Restaurierung von 33 Gipsentwürfen von Ewald Mataré (1887–1965)
Von 2023 bis 2025 fand ein groß angelegtes Restaurierprojekt von 33 Gipsentwürfen von Ewald Mataré (1887–1965) statt, das zu hundert Prozent durch die Kulturstiftung der Länder finanziert und somit möglich gemacht wurde. Das im Museum Kurhaus Kleve – Ewald Mataré-Sammlung durch Valentina Vlašić initiierte und organisierte Projekt wurde von Restauratorin Miriam Hennessy Romen-Naegel aus Emmerich am Rhein fachkundig und fristgerecht realisiert und umgesetzt.
Hintergrundinformationen zum Restaurierungsprojekt
Alle zu restaurierenden Objekte stammen aus dem Atelierhaus des Künstlers Ewald Mataré (1887–1965) an der Dückersstraße 10 in Meerbusch-Büderich, wo sie zeitlebens von Sonja Mataré, der Tochter des Künstlers, verwahrt wurden. Als diese am 7. Oktober 2020 im Alter von 93 Jahren verstarb, machte sie ihren langjährigen Weggefährten – den Gründungsdirektor des Museum Kurhaus Kleve, Guido de Werd, der den ersten Teil der „Ewald Mataré-Sammlung“ bereits 1988 nach Kleve holte – zu ihrem Alleinerben. Dieser machte der Stadt Kleve 2021/2022 eine fulminante Schenkung, indem er dieser nicht nur ca. 900 Werke von Ewald Mataré übergab, sondern u.a. auch Archivalia und Originalutensilien des Ateliers (siehe dazu auch ->hier). Darunter befanden sich auch ca. 150 Gipsobjekte von Ewald Mataré, von denen 33 stark restaurierungsbedürftig waren.

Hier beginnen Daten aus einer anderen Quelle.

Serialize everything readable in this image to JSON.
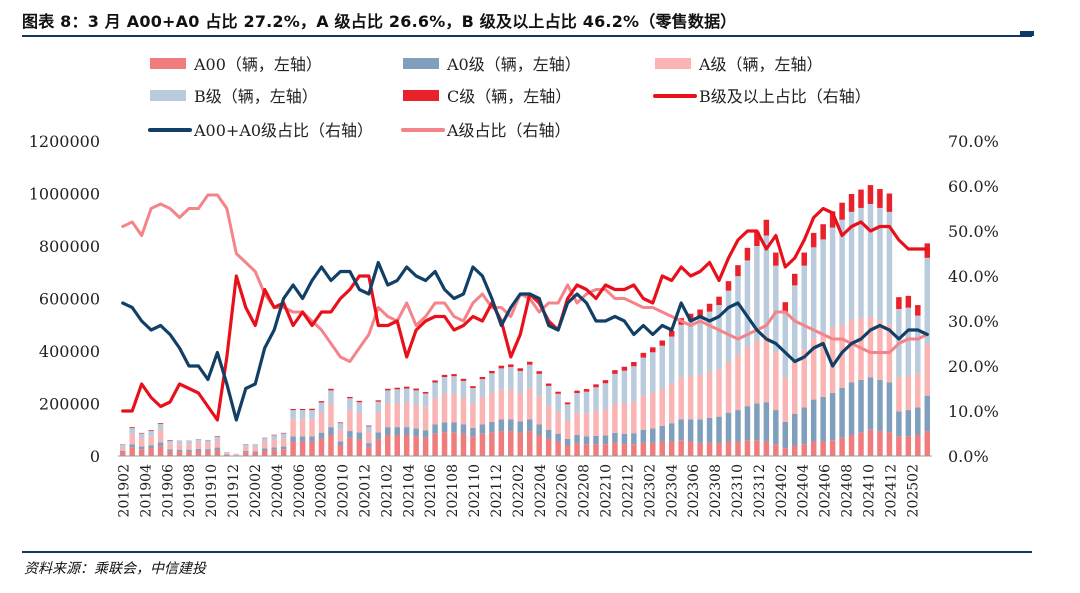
{
  "figure": {
    "title": "图表 8：3 月 A00+A0 占比 27.2%，A 级占比 26.6%，B 级及以上占比 46.2%（零售数据）",
    "source": "资料来源：乘联会，中信建投"
  },
  "colors": {
    "a00": "#f07d7d",
    "a0": "#7f9fbd",
    "a": "#fbb4b4",
    "b": "#b9cbdc",
    "c": "#e8212b",
    "b_share": "#e8111b",
    "a00a0_share": "#123f66",
    "a_share": "#f4848a"
  },
  "chart_data": {
    "type": "bar",
    "stacked": true,
    "ylim_left": [
      0,
      1200000
    ],
    "ylim_right": [
      0,
      0.7
    ],
    "left_ticks": [
      "0",
      "200000",
      "400000",
      "600000",
      "800000",
      "1000000",
      "1200000"
    ],
    "right_ticks": [
      "0.0%",
      "10.0%",
      "20.0%",
      "30.0%",
      "40.0%",
      "50.0%",
      "60.0%",
      "70.0%"
    ],
    "x_tick_labels": [
      "201902",
      "201904",
      "201906",
      "201908",
      "201910",
      "201912",
      "202002",
      "202004",
      "202006",
      "202008",
      "202010",
      "202012",
      "202102",
      "202104",
      "202106",
      "202108",
      "202110",
      "202112",
      "202202",
      "202204",
      "202206",
      "202208",
      "202210",
      "202212",
      "202302",
      "202304",
      "202306",
      "202308",
      "202310",
      "202312",
      "202402",
      "202404",
      "202406",
      "202408",
      "202410",
      "202412",
      "202502"
    ],
    "legend_placement": "top",
    "legend": [
      {
        "key": "a00",
        "label": "A00（辆，左轴）",
        "kind": "bar"
      },
      {
        "key": "a0",
        "label": "A0级（辆，左轴）",
        "kind": "bar"
      },
      {
        "key": "a",
        "label": "A级（辆，左轴）",
        "kind": "bar"
      },
      {
        "key": "b",
        "label": "B级（辆，左轴）",
        "kind": "bar"
      },
      {
        "key": "c",
        "label": "C级（辆，左轴）",
        "kind": "bar"
      },
      {
        "key": "b_share",
        "label": "B级及以上占比（右轴）",
        "kind": "line"
      },
      {
        "key": "a00a0_share",
        "label": "A00+A0级占比（右轴）",
        "kind": "line"
      },
      {
        "key": "a_share",
        "label": "A级占比（右轴）",
        "kind": "line"
      }
    ],
    "series": [
      {
        "key": "a00",
        "axis": "left",
        "values": [
          15000,
          33000,
          26000,
          29000,
          37000,
          18000,
          17000,
          17000,
          19000,
          19000,
          23000,
          4000,
          2000,
          14000,
          13000,
          21000,
          24000,
          26000,
          55000,
          55000,
          55000,
          65000,
          80000,
          40000,
          70000,
          65000,
          35000,
          65000,
          80000,
          80000,
          80000,
          75000,
          70000,
          85000,
          90000,
          90000,
          85000,
          75000,
          85000,
          90000,
          95000,
          95000,
          90000,
          95000,
          80000,
          65000,
          55000,
          40000,
          50000,
          45000,
          45000,
          45000,
          50000,
          45000,
          45000,
          50000,
          50000,
          55000,
          55000,
          60000,
          55000,
          50000,
          50000,
          50000,
          55000,
          55000,
          60000,
          60000,
          55000,
          45000,
          30000,
          40000,
          45000,
          55000,
          55000,
          60000,
          70000,
          80000,
          90000,
          100000,
          95000,
          90000,
          75000,
          75000,
          80000,
          95000
        ]
      },
      {
        "key": "a0",
        "axis": "left",
        "values": [
          5000,
          12000,
          10000,
          11000,
          15000,
          7000,
          7000,
          7000,
          8000,
          7000,
          9000,
          2000,
          1000,
          5000,
          5000,
          8000,
          9000,
          10000,
          20000,
          20000,
          20000,
          24000,
          30000,
          15000,
          25000,
          25000,
          14000,
          25000,
          30000,
          30000,
          30000,
          30000,
          28000,
          35000,
          38000,
          38000,
          36000,
          32000,
          36000,
          40000,
          44000,
          44000,
          42000,
          45000,
          40000,
          35000,
          30000,
          25000,
          30000,
          30000,
          32000,
          34000,
          38000,
          40000,
          42000,
          50000,
          55000,
          60000,
          70000,
          80000,
          85000,
          90000,
          95000,
          100000,
          110000,
          120000,
          130000,
          140000,
          150000,
          130000,
          100000,
          120000,
          140000,
          160000,
          170000,
          180000,
          190000,
          200000,
          200000,
          200000,
          195000,
          190000,
          95000,
          100000,
          105000,
          135000
        ]
      },
      {
        "key": "a",
        "axis": "left",
        "values": [
          15000,
          40000,
          32000,
          35000,
          45000,
          22000,
          21000,
          21000,
          23000,
          22000,
          27000,
          5000,
          3000,
          16000,
          16000,
          25000,
          30000,
          32000,
          65000,
          65000,
          65000,
          75000,
          90000,
          45000,
          80000,
          75000,
          42000,
          75000,
          90000,
          92000,
          92000,
          90000,
          88000,
          100000,
          108000,
          108000,
          100000,
          92000,
          102000,
          110000,
          115000,
          115000,
          110000,
          118000,
          108000,
          92000,
          82000,
          70000,
          85000,
          88000,
          95000,
          98000,
          110000,
          115000,
          120000,
          130000,
          135000,
          140000,
          150000,
          160000,
          165000,
          170000,
          175000,
          180000,
          195000,
          210000,
          225000,
          240000,
          255000,
          220000,
          170000,
          200000,
          220000,
          235000,
          240000,
          250000,
          240000,
          240000,
          235000,
          230000,
          225000,
          220000,
          130000,
          130000,
          130000,
          195000
        ]
      },
      {
        "key": "b",
        "axis": "left",
        "values": [
          9000,
          22000,
          18000,
          20000,
          25000,
          12000,
          12000,
          12000,
          13000,
          12000,
          15000,
          3000,
          2000,
          9000,
          9000,
          14000,
          16000,
          18000,
          35000,
          35000,
          35000,
          40000,
          50000,
          25000,
          45000,
          40000,
          22000,
          42000,
          50000,
          52000,
          55000,
          55000,
          52000,
          60000,
          65000,
          68000,
          65000,
          60000,
          70000,
          75000,
          80000,
          85000,
          82000,
          90000,
          85000,
          75000,
          70000,
          62000,
          75000,
          82000,
          90000,
          100000,
          115000,
          125000,
          135000,
          145000,
          155000,
          165000,
          180000,
          200000,
          210000,
          220000,
          230000,
          245000,
          270000,
          300000,
          330000,
          360000,
          380000,
          330000,
          250000,
          290000,
          320000,
          345000,
          360000,
          380000,
          400000,
          410000,
          420000,
          430000,
          430000,
          430000,
          260000,
          260000,
          220000,
          330000
        ]
      },
      {
        "key": "c",
        "axis": "left",
        "values": [
          1000,
          3000,
          2000,
          3000,
          3000,
          2000,
          1000,
          1000,
          1000,
          1000,
          2000,
          500,
          300,
          1000,
          1000,
          1500,
          2000,
          2000,
          4000,
          4000,
          5000,
          5000,
          6000,
          3000,
          5000,
          5000,
          3000,
          5000,
          6000,
          6000,
          7000,
          7000,
          6000,
          8000,
          8000,
          8000,
          8000,
          7000,
          8000,
          9000,
          10000,
          10000,
          10000,
          11000,
          10000,
          9000,
          8000,
          7000,
          9000,
          10000,
          11000,
          12000,
          14000,
          15000,
          16000,
          18000,
          19000,
          20000,
          22000,
          25000,
          27000,
          28000,
          30000,
          32000,
          36000,
          42000,
          48000,
          55000,
          60000,
          50000,
          36000,
          44000,
          50000,
          55000,
          58000,
          62000,
          65000,
          68000,
          70000,
          72000,
          72000,
          70000,
          45000,
          45000,
          40000,
          55000
        ]
      },
      {
        "key": "b_share",
        "axis": "right",
        "values": [
          0.1,
          0.1,
          0.16,
          0.13,
          0.11,
          0.12,
          0.16,
          0.15,
          0.14,
          0.11,
          0.08,
          0.22,
          0.4,
          0.33,
          0.29,
          0.37,
          0.33,
          0.34,
          0.29,
          0.32,
          0.29,
          0.32,
          0.32,
          0.35,
          0.37,
          0.4,
          0.4,
          0.29,
          0.29,
          0.3,
          0.22,
          0.28,
          0.3,
          0.31,
          0.31,
          0.28,
          0.29,
          0.31,
          0.3,
          0.34,
          0.3,
          0.22,
          0.27,
          0.36,
          0.34,
          0.3,
          0.28,
          0.35,
          0.38,
          0.37,
          0.35,
          0.38,
          0.37,
          0.37,
          0.38,
          0.35,
          0.34,
          0.4,
          0.39,
          0.42,
          0.4,
          0.41,
          0.43,
          0.39,
          0.44,
          0.48,
          0.5,
          0.5,
          0.46,
          0.49,
          0.42,
          0.44,
          0.48,
          0.53,
          0.55,
          0.54,
          0.49,
          0.51,
          0.52,
          0.5,
          0.51,
          0.51,
          0.48,
          0.46,
          0.46,
          0.46
        ]
      },
      {
        "key": "a00a0_share",
        "axis": "right",
        "values": [
          0.34,
          0.33,
          0.3,
          0.28,
          0.29,
          0.27,
          0.24,
          0.2,
          0.2,
          0.17,
          0.23,
          0.16,
          0.08,
          0.15,
          0.16,
          0.24,
          0.28,
          0.35,
          0.38,
          0.35,
          0.39,
          0.42,
          0.39,
          0.41,
          0.41,
          0.37,
          0.36,
          0.43,
          0.38,
          0.39,
          0.42,
          0.4,
          0.39,
          0.41,
          0.37,
          0.35,
          0.36,
          0.42,
          0.4,
          0.35,
          0.29,
          0.33,
          0.36,
          0.36,
          0.35,
          0.29,
          0.28,
          0.34,
          0.36,
          0.34,
          0.3,
          0.3,
          0.31,
          0.3,
          0.27,
          0.29,
          0.27,
          0.29,
          0.28,
          0.34,
          0.3,
          0.31,
          0.3,
          0.31,
          0.33,
          0.34,
          0.31,
          0.28,
          0.26,
          0.25,
          0.23,
          0.21,
          0.22,
          0.24,
          0.25,
          0.2,
          0.23,
          0.25,
          0.26,
          0.28,
          0.29,
          0.28,
          0.26,
          0.28,
          0.28,
          0.27
        ]
      },
      {
        "key": "a_share",
        "axis": "right",
        "values": [
          0.51,
          0.52,
          0.49,
          0.55,
          0.56,
          0.55,
          0.53,
          0.55,
          0.55,
          0.58,
          0.58,
          0.55,
          0.45,
          0.43,
          0.41,
          0.36,
          0.33,
          0.33,
          0.32,
          0.32,
          0.3,
          0.28,
          0.25,
          0.22,
          0.21,
          0.24,
          0.27,
          0.33,
          0.31,
          0.3,
          0.34,
          0.29,
          0.31,
          0.34,
          0.34,
          0.31,
          0.3,
          0.34,
          0.36,
          0.33,
          0.33,
          0.31,
          0.36,
          0.35,
          0.32,
          0.34,
          0.34,
          0.38,
          0.34,
          0.36,
          0.37,
          0.37,
          0.35,
          0.35,
          0.34,
          0.33,
          0.33,
          0.32,
          0.31,
          0.3,
          0.29,
          0.3,
          0.29,
          0.28,
          0.27,
          0.26,
          0.27,
          0.28,
          0.29,
          0.32,
          0.32,
          0.3,
          0.29,
          0.28,
          0.27,
          0.26,
          0.26,
          0.25,
          0.24,
          0.23,
          0.23,
          0.23,
          0.25,
          0.26,
          0.26,
          0.27
        ]
      }
    ]
  }
}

Sonja Mataré gewährte zeitlebens keinen Zugang zu diesem Konvolut. Die Lagerung im Atelierhaus fand unter konservatorisch nicht empfehlenswerten Bedingungen statt. Eine gründliche Aufarbeitung des Bestands und Restaurierung der beschädigten Objekte war somit erst nach ihrem Tod 2020 möglich. Die Finanzierung erfolgte durch die Kulturstiftung der Länder, die die wichtige Maßnahme durch ihre maßgebliche Unterstützung überhaupt möglich machte.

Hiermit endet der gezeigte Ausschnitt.